Note de bas de page 3 :

 Cf. « Métamorphoses de marques », in M. Colas-Blaise et A. Beyaert-Geslin (éds.), Le Sens de la métamorphose, Limoges, Pulim, 2009, pp. 93-105

La nouvelle typographie corporate du BCG est une création conçue sur la base du Baskerville d’origine, dont elle garde certaines caractéristiques tout en les faisant évoluer dans le sens d’une clarté et d’une concision accrues. Pour souligner sa vocation identitaire, elle a été baptisée Henderson, en hommage au fondateur du BCG. Par rapport au Baskerville, et sans entrer ici dans les détails que j’ai développés ailleurs3, le Henderson se distingue notamment par son gros œil – la hauteur des bas de casse sans les jambages inférieur et supérieur – et le contraste harmonisé de ses pleins et déliés qui lui confèrent sa clarté et son aspect moderne.

Chacune de ces deux typographies affecte, à sa manière, par ses propriétés plastiques particulières, le statut des textes qu’elle compose en leur conférant un sens second, à la fois distinct et indépendant de leur contenu propositionnel. De manière corrélée, chaque typographie fait être un type particulier de lecteur, muni d’une compétence discursive et d’une existence modale spécifiques. Ainsi, la distinction du Baskerville confère au texte le statut d’un objet précieux et transforme le lecteur, pour peu que ce dernier soit sensible à la dimension proprement visuelle de la typographie, en un sujet prédisposé à l’expérience du raffinement. Il en va autrement du Henderson dont la clarté et la concision font du texte un objet intelligible et du lecteur un sujet en quête de sens. Si le Baskerville magnifie le texte et conditionne un lecteur esthète, le Henderson crédibilise le contenu propositionnel du texte et prépare le lecteur à la compréhension et à la connaissance.

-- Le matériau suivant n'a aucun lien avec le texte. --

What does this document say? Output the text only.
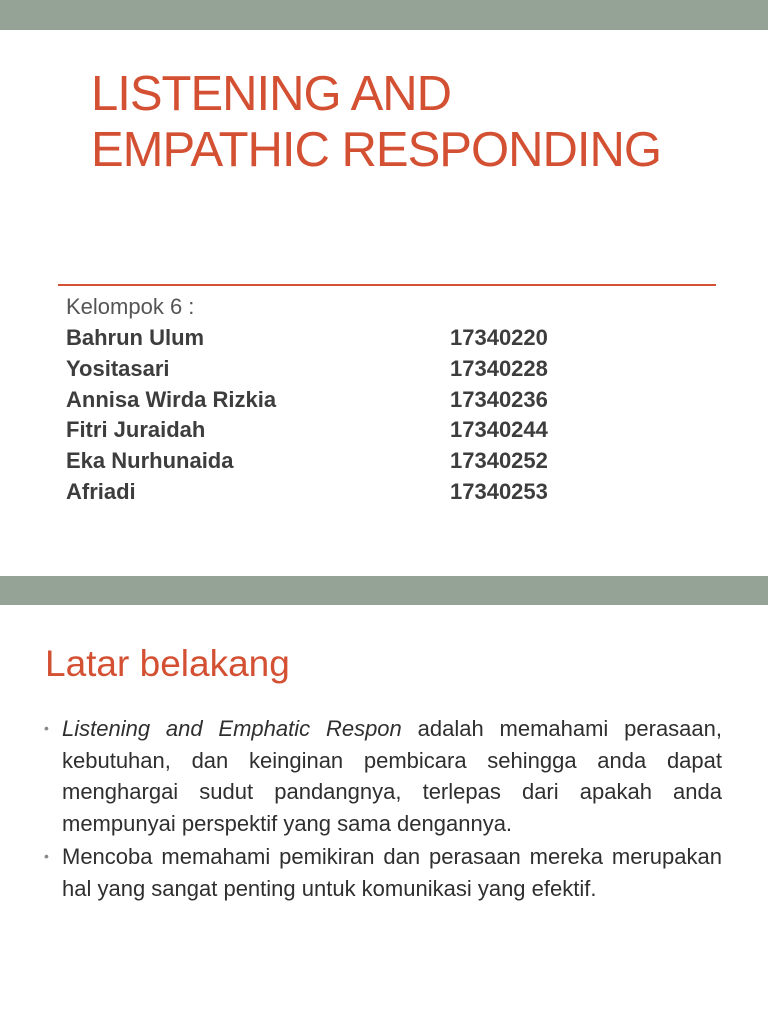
LISTENING AND
EMPATHIC RESPONDING
Kelompok 6 :
Bahrun Ulum	17340220
Yositasari	17340228
Annisa Wirda Rizkia	17340236
Fitri Juraidah	17340244
Eka Nurhunaida	17340252
Afriadi	17340253
Latar belakang
• Listening and Emphatic Respon adalah memahami perasaan, kebutuhan, dan keinginan pembicara sehingga anda dapat menghargai sudut pandangnya, terlepas dari apakah anda mempunyai perspektif yang sama dengannya.
• Mencoba memahami pemikiran dan perasaan mereka merupakan hal yang sangat penting untuk komunikasi yang efektif.
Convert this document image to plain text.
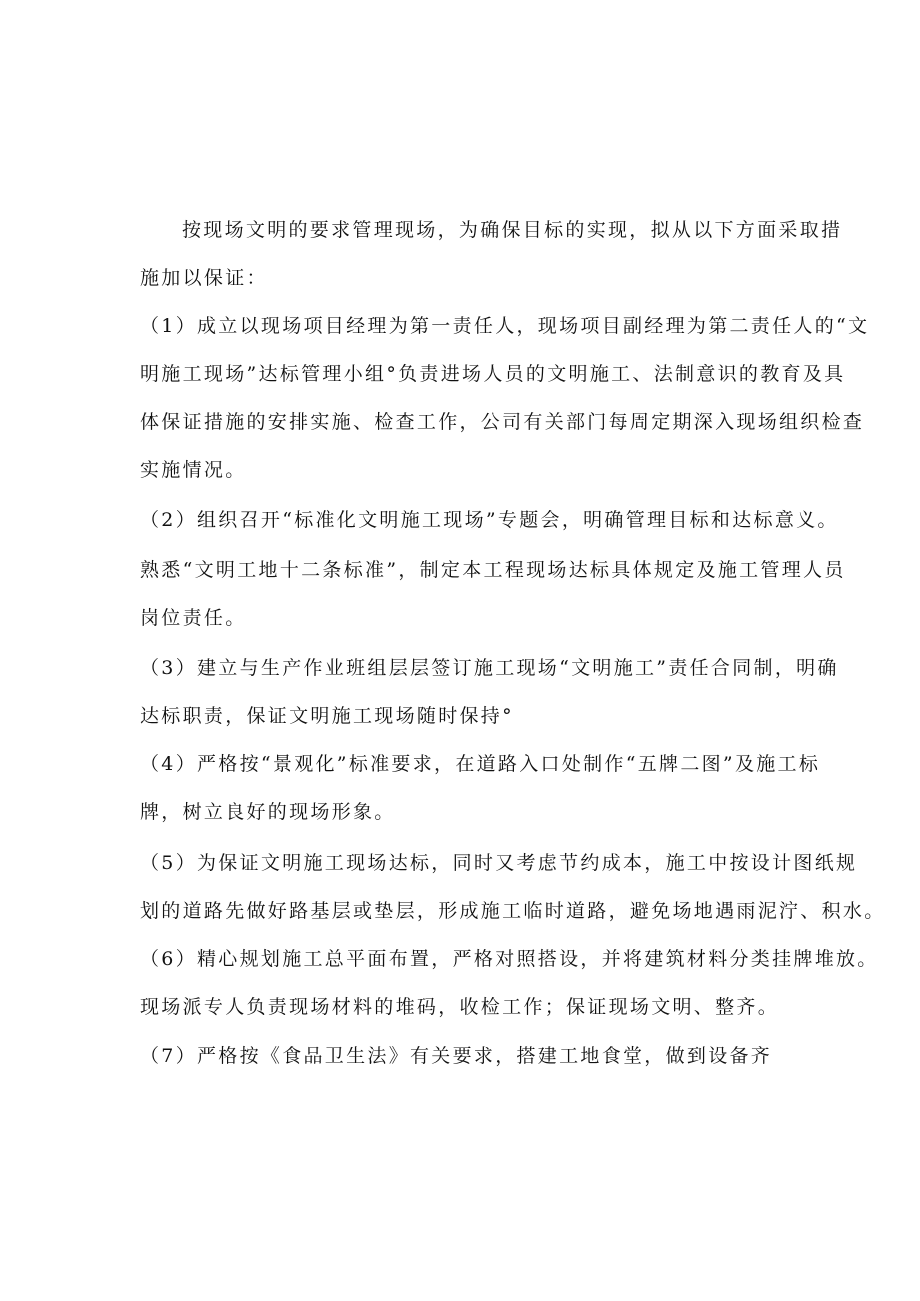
按现场文明的要求管理现场，为确保目标的实现，拟从以下方面采取措

施加以保证：

（1）成立以现场项目经理为第一责任人，现场项目副经理为第二责任人的“文

明施工现场”达标管理小组°负责进场人员的文明施工、法制意识的教育及具

体保证措施的安排实施、检查工作，公司有关部门每周定期深入现场组织检查

实施情况。

（2）组织召开“标准化文明施工现场”专题会，明确管理目标和达标意义。

熟悉“文明工地十二条标准”，制定本工程现场达标具体规定及施工管理人员

岗位责任。

（3）建立与生产作业班组层层签订施工现场“文明施工”责任合同制，明确

达标职责，保证文明施工现场随时保持°

（4）严格按“景观化”标准要求，在道路入口处制作“五牌二图”及施工标

牌，树立良好的现场形象。

（5）为保证文明施工现场达标，同时又考虑节约成本，施工中按设计图纸规

划的道路先做好路基层或垫层，形成施工临时道路，避免场地遇雨泥泞、积水。

（6）精心规划施工总平面布置，严格对照搭设，并将建筑材料分类挂牌堆放。

现场派专人负责现场材料的堆码，收检工作；保证现场文明、整齐。

（7）严格按《食品卫生法》有关要求，搭建工地食堂，做到设备齐
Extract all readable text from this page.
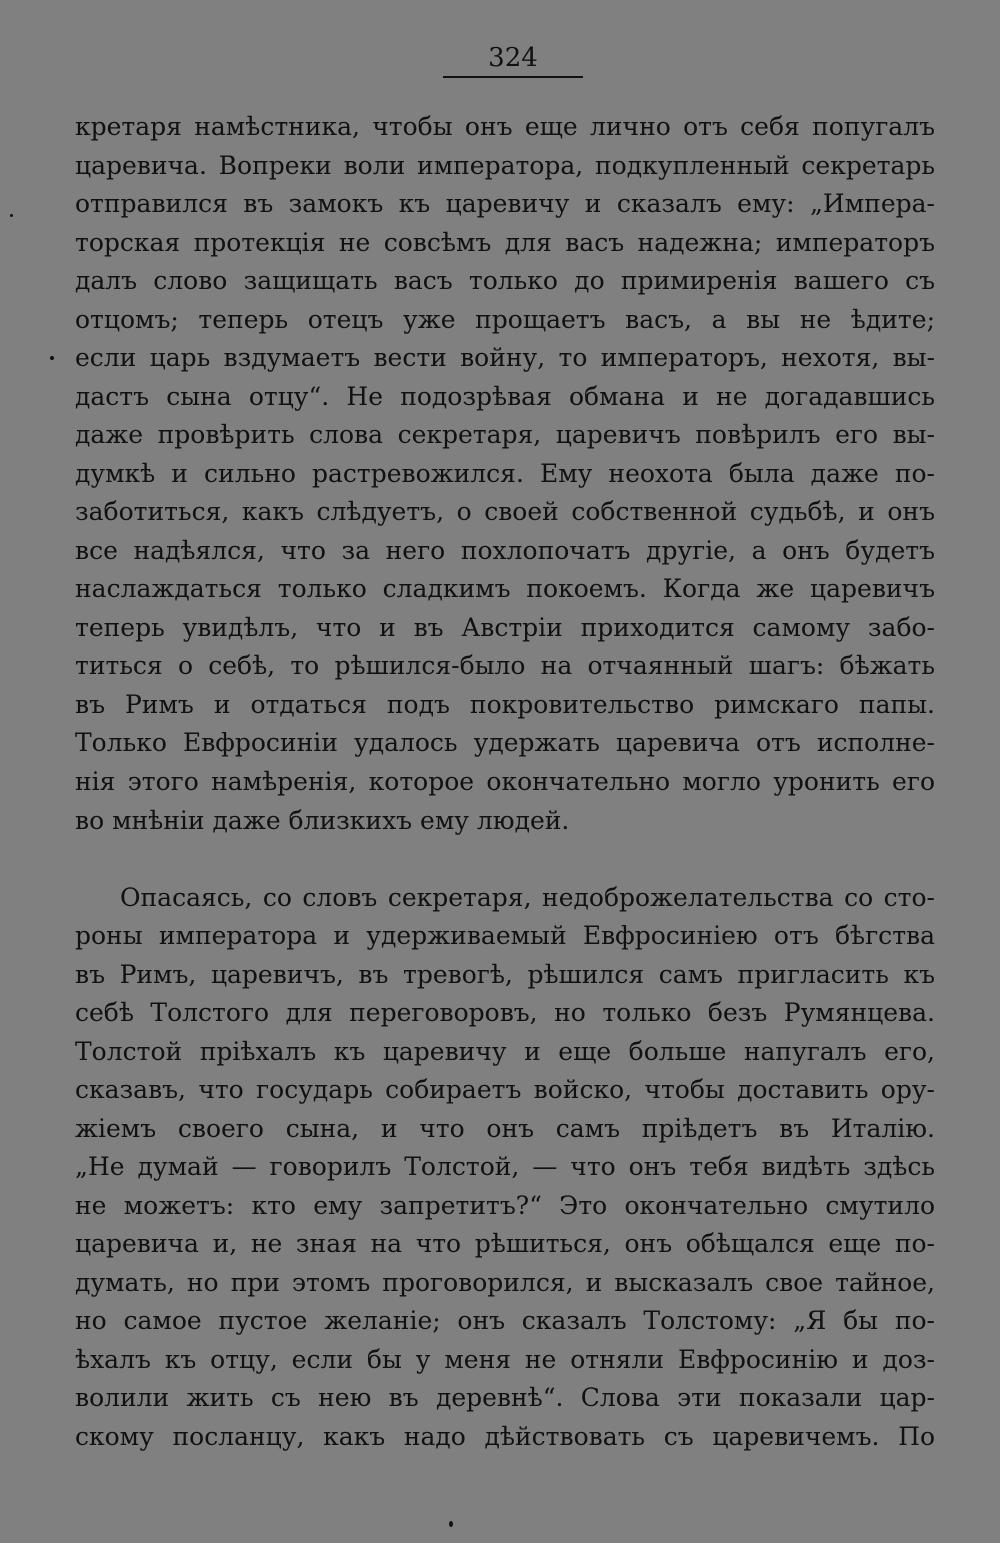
324
кретаря намѣстника, чтобы онъ еще лично отъ себя попугалъ
царевича. Вопреки воли императора, подкупленный секретарь
отправился въ замокъ къ царевичу и сказалъ ему: „Импера-
торская протекція не совсѣмъ для васъ надежна; императоръ
далъ слово защищать васъ только до примиренія вашего съ
отцомъ; теперь отецъ уже прощаетъ васъ, а вы не ѣдите;
если царь вздумаетъ вести войну, то императоръ, нехотя, вы-
дастъ сына отцу“. Не подозрѣвая обмана и не догадавшись
даже провѣрить слова секретаря, царевичъ повѣрилъ его вы-
думкѣ и сильно растревожился. Ему неохота была даже по-
заботиться, какъ слѣдуетъ, о своей собственной судьбѣ, и онъ
все надѣялся, что за него похлопочатъ другіе, а онъ будетъ
наслаждаться только сладкимъ покоемъ. Когда же царевичъ
теперь увидѣлъ, что и въ Австріи приходится самому забо-
титься о себѣ, то рѣшился-было на отчаянный шагъ: бѣжать
въ Римъ и отдаться подъ покровительство римскаго папы.
Только Евфросиніи удалось удержать царевича отъ исполне-
нія этого намѣренія, которое окончательно могло уронить его
во мнѣніи даже близкихъ ему людей.
Опасаясь, со словъ секретаря, недоброжелательства со сто-
роны императора и удерживаемый Евфросиніею отъ бѣгства
въ Римъ, царевичъ, въ тревогѣ, рѣшился самъ пригласить къ
себѣ Толстого для переговоровъ, но только безъ Румянцева.
Толстой пріѣхалъ къ царевичу и еще больше напугалъ его,
сказавъ, что государь собираетъ войско, чтобы доставить ору-
жіемъ своего сына, и что онъ самъ пріѣдетъ въ Италію.
„Не думай — говорилъ Толстой, — что онъ тебя видѣть здѣсь
не можетъ: кто ему запретитъ?“ Это окончательно смутило
царевича и, не зная на что рѣшиться, онъ обѣщался еще по-
думать, но при этомъ проговорился, и высказалъ свое тайное,
но самое пустое желаніе; онъ сказалъ Толстому: „Я бы по-
ѣхалъ къ отцу, если бы у меня не отняли Евфросинію и доз-
волили жить съ нею въ деревнѣ“. Слова эти показали цар-
скому посланцу, какъ надо дѣйствовать съ царевичемъ. По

Dans la mesure où le destinataire des recommandations stratégiques du BCG est non seulement un lecteur mais encore, et surtout, un client, le choix typographique nous renseigne tout à la fois sur sa compétence discursive et sur le rôle qu’il est censé occuper dans la relation client. Une recommandation composée en Baskerville prédispose le client à l’appréciation admirative de la démarche du consultant, dont les résultats sont placés, grâce au choix typographique, sous le signe de l’exclusivité. La même recommandation composée en Henderson qualifie le client pour la compréhension de la démarche du consultant, que le choix typographique présente comme claire et transparente. On voit comment, d’un choix typographique à l’autre, la nature de la relation client change. Dans un cas, elle se présente comme une relation transitive qui assure la transmission, par le conseil au conseillé, d’un objet de savoir constitué, dans l’autre, elle apparaît comme une relation réciproque qui favorise la co-construction d’une solution modulable. Le choix du Henderson permet ainsi de révéler, de mettre en valeur et surtout de communiquer un aspect de l’identité du BCG jusque-là insuffisamment exprimé si bien qu’il n’était connu que par les clients déjà acquis, à savoir la capacité du BCG à s’engager aux côtés de ses clients dans un processus de travail collaboratif et participatif. En faisant ainsi émerger la différence du BCG, la nouvelle typographie contribue, en dernière analyse, à faciliter l’acquisition de nouveaux clients et, partant, à soutenir la stratégie de croissance visée par le consultant en organisation bostonien.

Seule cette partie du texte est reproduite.